One Room Schoolhouse (simply known as Orsch) is an American progressive private school, based in Gunnison, Colorado, United States. The school was founded in 2009 for students from kindergarten to twelfth grade (K-12). Orsch was founded by Jackie Burt and Ashley Burt from a summer program and has grown to 78 students as of 2013.

==Philosophy==
According to its founder the school is "an educational lab dedicated to finding and implementing practices that work best for all students. Students represent a diverse population; educational opportunities should mirror and honor that diversity." The school aims to create engaged learning through encouraging independence and flexibility, creativity, and variety in programming, as well as a foundation of community and security.

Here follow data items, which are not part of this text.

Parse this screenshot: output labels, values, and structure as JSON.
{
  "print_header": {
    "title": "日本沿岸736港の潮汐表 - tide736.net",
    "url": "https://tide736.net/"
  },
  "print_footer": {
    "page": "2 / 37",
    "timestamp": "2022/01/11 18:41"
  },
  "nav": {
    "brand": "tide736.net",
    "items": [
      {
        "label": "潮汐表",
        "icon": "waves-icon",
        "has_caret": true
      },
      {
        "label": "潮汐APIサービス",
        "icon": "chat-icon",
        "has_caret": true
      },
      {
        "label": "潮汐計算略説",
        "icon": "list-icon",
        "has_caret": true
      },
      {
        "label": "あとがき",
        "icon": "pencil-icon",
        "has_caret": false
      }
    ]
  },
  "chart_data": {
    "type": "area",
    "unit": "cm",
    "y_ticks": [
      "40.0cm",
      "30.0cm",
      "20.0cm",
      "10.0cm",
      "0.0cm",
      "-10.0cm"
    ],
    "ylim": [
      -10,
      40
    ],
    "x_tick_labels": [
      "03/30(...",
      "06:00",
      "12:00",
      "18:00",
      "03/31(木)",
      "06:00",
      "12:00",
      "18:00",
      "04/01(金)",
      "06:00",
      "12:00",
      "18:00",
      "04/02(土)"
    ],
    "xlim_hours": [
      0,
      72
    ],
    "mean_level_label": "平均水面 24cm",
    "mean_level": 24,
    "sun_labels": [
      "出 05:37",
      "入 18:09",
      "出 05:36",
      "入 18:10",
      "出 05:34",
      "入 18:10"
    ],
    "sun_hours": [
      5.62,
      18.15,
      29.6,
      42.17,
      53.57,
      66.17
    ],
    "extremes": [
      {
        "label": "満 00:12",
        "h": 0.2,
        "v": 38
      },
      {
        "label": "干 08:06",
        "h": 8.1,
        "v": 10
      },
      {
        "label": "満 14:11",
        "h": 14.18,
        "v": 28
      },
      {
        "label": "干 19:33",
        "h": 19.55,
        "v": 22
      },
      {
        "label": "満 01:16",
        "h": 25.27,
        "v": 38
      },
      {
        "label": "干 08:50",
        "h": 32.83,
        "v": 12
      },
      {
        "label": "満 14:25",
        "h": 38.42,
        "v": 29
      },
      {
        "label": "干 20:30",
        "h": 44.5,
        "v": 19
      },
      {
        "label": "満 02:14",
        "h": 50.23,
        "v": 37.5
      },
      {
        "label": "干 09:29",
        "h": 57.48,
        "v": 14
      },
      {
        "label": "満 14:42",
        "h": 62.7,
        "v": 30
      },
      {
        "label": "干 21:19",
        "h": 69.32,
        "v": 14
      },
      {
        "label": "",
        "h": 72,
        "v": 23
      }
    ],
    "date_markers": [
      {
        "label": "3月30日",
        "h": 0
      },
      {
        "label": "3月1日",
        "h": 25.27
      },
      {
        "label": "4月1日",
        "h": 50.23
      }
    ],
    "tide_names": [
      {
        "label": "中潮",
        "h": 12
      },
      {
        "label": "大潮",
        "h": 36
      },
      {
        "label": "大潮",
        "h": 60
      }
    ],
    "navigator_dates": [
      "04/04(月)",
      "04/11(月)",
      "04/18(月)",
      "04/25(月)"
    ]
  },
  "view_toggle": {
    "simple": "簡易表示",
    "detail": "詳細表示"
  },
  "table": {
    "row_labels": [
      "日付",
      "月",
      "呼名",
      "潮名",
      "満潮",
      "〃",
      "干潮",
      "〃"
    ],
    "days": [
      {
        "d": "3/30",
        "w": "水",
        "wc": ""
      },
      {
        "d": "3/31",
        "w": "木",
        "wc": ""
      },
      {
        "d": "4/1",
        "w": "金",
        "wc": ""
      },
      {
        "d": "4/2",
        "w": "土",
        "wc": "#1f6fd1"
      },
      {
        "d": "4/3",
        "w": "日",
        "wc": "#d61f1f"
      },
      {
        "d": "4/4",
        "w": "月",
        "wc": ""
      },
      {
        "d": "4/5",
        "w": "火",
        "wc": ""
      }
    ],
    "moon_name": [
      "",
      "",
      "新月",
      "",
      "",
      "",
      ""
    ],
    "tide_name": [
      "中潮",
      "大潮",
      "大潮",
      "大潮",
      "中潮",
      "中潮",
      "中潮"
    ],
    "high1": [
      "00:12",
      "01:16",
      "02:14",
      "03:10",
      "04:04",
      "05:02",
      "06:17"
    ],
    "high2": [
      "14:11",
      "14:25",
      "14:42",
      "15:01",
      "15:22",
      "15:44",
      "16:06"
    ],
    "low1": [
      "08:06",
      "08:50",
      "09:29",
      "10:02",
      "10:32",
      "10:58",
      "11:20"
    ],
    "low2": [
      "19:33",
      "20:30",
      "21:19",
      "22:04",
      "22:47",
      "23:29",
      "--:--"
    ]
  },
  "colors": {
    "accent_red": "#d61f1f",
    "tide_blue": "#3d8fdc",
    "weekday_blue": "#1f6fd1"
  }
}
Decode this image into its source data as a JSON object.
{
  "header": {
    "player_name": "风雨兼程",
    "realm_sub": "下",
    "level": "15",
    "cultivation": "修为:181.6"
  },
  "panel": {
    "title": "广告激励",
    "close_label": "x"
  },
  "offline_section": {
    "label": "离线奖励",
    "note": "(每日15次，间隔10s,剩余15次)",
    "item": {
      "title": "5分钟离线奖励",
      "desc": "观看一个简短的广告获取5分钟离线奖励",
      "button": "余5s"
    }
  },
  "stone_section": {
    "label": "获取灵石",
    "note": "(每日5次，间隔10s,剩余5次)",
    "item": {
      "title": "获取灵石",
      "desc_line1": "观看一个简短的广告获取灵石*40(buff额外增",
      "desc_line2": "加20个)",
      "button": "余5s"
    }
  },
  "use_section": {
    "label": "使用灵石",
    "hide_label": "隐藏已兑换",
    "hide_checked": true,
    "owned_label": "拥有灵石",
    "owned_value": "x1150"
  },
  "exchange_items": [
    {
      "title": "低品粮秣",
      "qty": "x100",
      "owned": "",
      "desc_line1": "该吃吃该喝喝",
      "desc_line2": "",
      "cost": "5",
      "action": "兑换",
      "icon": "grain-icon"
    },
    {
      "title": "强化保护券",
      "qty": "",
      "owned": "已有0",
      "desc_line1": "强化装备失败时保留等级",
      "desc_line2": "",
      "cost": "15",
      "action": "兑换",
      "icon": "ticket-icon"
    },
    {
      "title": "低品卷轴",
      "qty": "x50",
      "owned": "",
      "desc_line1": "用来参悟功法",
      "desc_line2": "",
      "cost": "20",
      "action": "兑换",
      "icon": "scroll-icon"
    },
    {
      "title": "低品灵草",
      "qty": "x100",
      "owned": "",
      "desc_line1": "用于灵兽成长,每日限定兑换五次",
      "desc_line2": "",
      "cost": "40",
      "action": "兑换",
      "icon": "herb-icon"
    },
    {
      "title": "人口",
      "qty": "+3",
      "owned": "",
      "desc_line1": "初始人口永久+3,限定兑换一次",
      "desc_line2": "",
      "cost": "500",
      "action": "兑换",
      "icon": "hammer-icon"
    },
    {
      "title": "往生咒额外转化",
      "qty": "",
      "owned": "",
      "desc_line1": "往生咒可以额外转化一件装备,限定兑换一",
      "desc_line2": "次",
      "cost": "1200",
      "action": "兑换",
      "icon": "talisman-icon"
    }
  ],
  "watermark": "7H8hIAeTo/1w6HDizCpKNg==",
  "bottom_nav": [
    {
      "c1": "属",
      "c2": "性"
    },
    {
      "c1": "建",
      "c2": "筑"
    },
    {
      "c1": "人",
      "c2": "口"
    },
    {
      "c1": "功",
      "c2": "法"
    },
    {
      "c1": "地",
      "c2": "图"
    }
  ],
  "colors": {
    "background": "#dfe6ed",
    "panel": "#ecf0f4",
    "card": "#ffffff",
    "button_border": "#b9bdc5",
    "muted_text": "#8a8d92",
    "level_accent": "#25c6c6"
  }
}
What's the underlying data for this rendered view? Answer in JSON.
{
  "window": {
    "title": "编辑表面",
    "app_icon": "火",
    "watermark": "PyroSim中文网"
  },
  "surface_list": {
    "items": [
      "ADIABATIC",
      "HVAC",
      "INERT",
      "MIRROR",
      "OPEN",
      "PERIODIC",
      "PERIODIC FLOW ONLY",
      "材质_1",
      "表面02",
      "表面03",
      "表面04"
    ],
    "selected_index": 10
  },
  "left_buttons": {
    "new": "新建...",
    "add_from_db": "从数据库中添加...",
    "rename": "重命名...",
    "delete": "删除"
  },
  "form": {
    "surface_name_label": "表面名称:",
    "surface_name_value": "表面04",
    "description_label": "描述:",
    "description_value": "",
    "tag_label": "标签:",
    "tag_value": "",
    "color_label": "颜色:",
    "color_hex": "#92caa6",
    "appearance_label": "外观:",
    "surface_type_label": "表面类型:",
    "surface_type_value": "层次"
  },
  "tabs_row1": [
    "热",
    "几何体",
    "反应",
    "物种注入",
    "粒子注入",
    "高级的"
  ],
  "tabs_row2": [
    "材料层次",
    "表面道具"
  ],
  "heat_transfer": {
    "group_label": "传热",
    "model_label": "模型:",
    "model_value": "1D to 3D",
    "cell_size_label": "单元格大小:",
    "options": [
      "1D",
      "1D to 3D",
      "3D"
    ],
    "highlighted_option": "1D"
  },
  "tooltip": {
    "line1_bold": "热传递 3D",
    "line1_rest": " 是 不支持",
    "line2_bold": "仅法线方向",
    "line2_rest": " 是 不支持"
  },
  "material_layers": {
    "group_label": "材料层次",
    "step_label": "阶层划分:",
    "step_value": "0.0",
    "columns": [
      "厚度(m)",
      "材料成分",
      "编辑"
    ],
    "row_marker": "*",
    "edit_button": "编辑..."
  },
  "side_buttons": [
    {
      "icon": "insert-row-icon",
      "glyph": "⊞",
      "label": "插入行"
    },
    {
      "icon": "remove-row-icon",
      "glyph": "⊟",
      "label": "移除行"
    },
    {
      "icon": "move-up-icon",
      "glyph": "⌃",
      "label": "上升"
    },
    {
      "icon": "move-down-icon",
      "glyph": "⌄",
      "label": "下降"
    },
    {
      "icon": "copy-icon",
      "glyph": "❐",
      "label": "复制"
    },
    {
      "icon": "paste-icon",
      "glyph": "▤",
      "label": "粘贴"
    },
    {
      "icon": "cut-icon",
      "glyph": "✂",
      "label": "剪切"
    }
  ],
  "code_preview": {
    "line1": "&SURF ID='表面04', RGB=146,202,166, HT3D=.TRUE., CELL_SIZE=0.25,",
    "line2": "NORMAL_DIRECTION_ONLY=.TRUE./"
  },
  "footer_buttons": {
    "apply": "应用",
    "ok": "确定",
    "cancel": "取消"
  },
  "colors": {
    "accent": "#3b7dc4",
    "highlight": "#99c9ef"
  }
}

The founder says they don't have grade levels. They have skill levels in their school. The school has a "No Homework Policy." The founder strives to keep academics in the classroom. She wants kids to learn other kinds of lessons and experience life outside of school.

==Proposal for Orsch to become a charter school ==
In February 2013 the founders of Orsch, Jackie and Ashley Burt, met with the RE1J School Board to discuss the possibility of turning Orsch from a private into a charter school. After discussions, it was decided that becoming a charter school was not a good fit for Orsch. For Orsch it reduced the school's freedom to teach using methods it deemed best and some RE1J School Board members had concerns about how the Orsch system would fit with the district school system.